I just read the heart effusion report from the hospital and it is rather frightening, from what little I can understand. Like most other people, I thought the transplant statistics of leukemia and transplant to be a straightforward event. You survived the event or not. I never really understood the serious effect of injured organs or infections (like the one I had) that could overwhelm an immature immune system. I took the drugs that were metered out and now I meet the shadow that followed them. The transplant mortality statics, I now understand, include dying from things like pericardial effusion and pneumonia.

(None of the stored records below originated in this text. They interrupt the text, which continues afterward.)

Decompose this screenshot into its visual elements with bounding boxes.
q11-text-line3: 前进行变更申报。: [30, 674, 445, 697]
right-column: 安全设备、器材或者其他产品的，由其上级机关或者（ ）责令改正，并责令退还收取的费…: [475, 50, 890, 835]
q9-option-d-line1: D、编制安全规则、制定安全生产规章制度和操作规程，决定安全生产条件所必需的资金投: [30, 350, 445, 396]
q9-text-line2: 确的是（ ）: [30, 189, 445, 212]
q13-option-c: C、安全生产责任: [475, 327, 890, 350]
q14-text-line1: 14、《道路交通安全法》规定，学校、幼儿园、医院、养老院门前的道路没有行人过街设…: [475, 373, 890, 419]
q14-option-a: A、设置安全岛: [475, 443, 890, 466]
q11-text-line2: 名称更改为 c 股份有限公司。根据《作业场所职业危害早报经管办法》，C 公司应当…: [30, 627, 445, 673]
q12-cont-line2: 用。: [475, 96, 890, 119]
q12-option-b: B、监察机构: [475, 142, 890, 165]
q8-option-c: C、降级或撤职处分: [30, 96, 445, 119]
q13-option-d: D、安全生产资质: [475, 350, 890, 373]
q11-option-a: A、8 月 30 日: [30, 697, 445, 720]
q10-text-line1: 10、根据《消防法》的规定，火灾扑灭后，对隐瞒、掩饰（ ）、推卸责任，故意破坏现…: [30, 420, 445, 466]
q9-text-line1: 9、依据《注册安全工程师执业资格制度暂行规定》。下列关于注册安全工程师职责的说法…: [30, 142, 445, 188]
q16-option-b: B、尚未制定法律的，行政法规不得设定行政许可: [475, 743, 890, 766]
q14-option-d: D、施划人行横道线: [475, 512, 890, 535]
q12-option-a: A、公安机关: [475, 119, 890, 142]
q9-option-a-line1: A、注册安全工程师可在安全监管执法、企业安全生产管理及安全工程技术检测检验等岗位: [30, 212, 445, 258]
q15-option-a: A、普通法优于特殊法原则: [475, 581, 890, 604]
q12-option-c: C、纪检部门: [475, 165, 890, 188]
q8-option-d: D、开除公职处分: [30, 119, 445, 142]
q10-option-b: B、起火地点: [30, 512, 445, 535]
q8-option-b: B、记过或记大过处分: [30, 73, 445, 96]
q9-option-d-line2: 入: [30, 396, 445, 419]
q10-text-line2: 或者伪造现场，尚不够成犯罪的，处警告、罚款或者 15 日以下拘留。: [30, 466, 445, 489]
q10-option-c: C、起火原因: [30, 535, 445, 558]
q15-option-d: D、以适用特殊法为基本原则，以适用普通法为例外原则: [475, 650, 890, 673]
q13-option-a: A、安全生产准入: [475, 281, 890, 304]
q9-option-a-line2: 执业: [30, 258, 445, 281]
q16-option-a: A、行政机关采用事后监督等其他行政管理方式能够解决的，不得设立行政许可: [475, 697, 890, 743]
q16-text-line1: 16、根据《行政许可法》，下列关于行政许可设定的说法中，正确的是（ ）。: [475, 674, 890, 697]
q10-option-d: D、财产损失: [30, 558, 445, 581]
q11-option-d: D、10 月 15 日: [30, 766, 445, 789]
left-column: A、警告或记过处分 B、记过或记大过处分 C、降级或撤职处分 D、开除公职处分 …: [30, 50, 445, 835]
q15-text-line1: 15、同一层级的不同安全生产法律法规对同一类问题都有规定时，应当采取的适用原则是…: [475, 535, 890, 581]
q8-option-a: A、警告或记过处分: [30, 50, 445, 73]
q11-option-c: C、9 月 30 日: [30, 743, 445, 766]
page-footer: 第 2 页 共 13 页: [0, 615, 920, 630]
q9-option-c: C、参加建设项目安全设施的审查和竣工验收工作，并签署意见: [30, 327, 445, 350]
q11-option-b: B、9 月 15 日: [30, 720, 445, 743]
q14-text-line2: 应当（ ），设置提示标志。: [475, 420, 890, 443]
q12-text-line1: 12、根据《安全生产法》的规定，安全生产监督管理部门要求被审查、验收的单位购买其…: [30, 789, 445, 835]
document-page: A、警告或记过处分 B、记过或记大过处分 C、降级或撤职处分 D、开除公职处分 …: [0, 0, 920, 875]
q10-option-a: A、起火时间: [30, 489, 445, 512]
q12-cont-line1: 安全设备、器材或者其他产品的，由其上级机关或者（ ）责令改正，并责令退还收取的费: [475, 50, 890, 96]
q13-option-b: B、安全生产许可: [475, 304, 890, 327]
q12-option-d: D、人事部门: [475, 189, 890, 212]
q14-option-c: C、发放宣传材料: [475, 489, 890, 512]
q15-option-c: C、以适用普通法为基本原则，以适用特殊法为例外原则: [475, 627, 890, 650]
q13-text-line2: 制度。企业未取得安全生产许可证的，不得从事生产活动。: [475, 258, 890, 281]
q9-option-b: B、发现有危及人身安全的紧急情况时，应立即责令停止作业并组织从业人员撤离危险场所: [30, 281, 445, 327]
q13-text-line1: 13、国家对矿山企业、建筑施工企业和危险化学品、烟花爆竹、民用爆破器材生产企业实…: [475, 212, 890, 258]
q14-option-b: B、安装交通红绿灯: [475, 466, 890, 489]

Heading home on the ferry.

What to do with such epiphanies? Nothing. It just is what it is. You meet hard things as they come up and what comes next is luck or attitude and support group or modern medicine, and some of it is your constitution and genetics. 2013 was the year where I let go of illusions and met time without a sense of entitlement about how much I could “cheat” death or illness. Bottom-line, we are all on the same bus. Going to the same destination. There is something freeing about this awareness. Leading a long life is not my goal. Leading a full life, leaving some king of legacy—is. Steve and I agree without much discussion that leukemia and its treatments have likely shortened my life expectancy and that cancer will always be part of our awareness. Having said that, we quickly arrive back to appreciation and gratitude and Grace and we choose to stay most of the time (sometime it overwhelms us). Sharing the cancer experience with others allowed us to see how much courage is all around us.


Joyfully resuming an “ordinary” activity–walking with friends.

The Dali Llama says it is important to be happy in our lives. But I believe he means to LEARN to be happy, and it doesn’t come from a comfortable perfect life. Learning to be happy for me has been a combination of surrendering to the circumstance and slowing down. Laying down the mantle of being healthy and strong and being vulnerable has been difficult. But now, I am more able to see my own body tenderly, a physical being assaulted by illness and the harsh cure, and this, in turn helps me see others that way, with others who are fighting for their life and health, not to mention financial pressure, fear and instability. There is a joy inside that empathy, and it is better than just trying to be the best and healthiest around.

January is a spare interior month. The gaudy, gregarious nature of December passes swiftly and we often don’t really absorb energy of winter until after New Yew Year’s.  Even when we are delighted by the joyful proclamation of Winter Solstice, our animal bodies are met with long darkness and fleeting daylight during most of the month. Hang in there, I say to myself and to you. The light is truly returning and gathering minutes like a rolling snowball gathers bulk. The earth is pregnant but not showing yet. Here, the tree frogs are invisibly croaking, just enough to remind us of their presence and the sturdy and beautiful LBB’s (little brown birds—the chickadees, nuthatches, sparrow, robins, towhees, finches and juncos…) are busily making a living. The eagles are beginning their mating flights. The blue sky IS there, I am sure of it, above the clouds.  Happy winter. Spring is on its way.